For me, I had two major challenges. First, my primary work network was based on the East Coast, so finding contacts in San Diego was a challenge. Secondly, I was trying to return to a technical leadership role and needed to demonstrate how I was able to keep my skills current during my career break.
I searched for quite some time before finding a position, and that one was a referral that my husband (also in the industry) made to a former coworker. It was a direct result of that referral that I was given the opportunity to interview. I was able to return to work under a director title, leading a QA team.
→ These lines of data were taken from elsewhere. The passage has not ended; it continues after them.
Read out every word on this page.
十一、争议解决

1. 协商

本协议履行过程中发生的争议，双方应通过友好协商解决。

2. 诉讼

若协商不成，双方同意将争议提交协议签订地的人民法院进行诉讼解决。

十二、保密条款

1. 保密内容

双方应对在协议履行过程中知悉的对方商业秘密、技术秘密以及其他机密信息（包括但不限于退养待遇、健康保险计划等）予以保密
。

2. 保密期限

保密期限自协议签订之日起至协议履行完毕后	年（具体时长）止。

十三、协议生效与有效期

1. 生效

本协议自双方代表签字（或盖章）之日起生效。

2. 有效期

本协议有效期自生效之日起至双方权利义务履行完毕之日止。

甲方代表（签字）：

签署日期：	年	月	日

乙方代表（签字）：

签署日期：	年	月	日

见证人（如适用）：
What type of programs did/does your company offer to new and expectant mothers?
My current company Qualcomm not only has outstanding maternity benefits, but it is now offering a returnship program, which helps build an environment where people re-entering the workforce feel welcome and excited to return to work. I wish I had a resource like this available to me when I was looking to return to the technical workforce!
Why do you think your company is a particularly great place to be a working mom?
Qualcomm offers everything from paid parental leave and flexibility in hours to remote work options and relevant employee resource groups. Today, my daughter is 22, but now I have my mom living with us at the age of 93. I have many of the same challenges now as I did when I returned to work with a small child in daycare. I’m finding many of the above benefits from Qualcomm are particularly helpful to me as I am navigating elder-care.
What kinds of boundaries do you follow (if any) to separate work and family time?
I prioritize any medical illnesses or appointments as non-negotiable from a work interruption perspective. Also, I try to keep weekends focused on family time.
What’s your No. 1 tip for new moms who are navigating the delicate balance of working and mothering?
Similar to my tip for maternity leave: manage your own expectations. Determine what your priorities are and try to stick with those. Ideally, family first. Don’t miss any school event, performance, or sporting event — no matter how big or small. Those times are precious and cannot be replicated, and your child will always notice if you aren’t there. Work can be adjusted to accommodate.
Clearly communicate to your manager what your needs are and how you will satisfy work demands. If you require flexibility, that shouldn’t be a problem, but be clear in what that flexibility needs to look like. Communication goes a long way in ensuring there’s no resentment or misunderstanding if you’re missing a work day.
Lastly, if your child is young and home sick — don’t expect to get work from home done that day, and don’t set expectations that you will.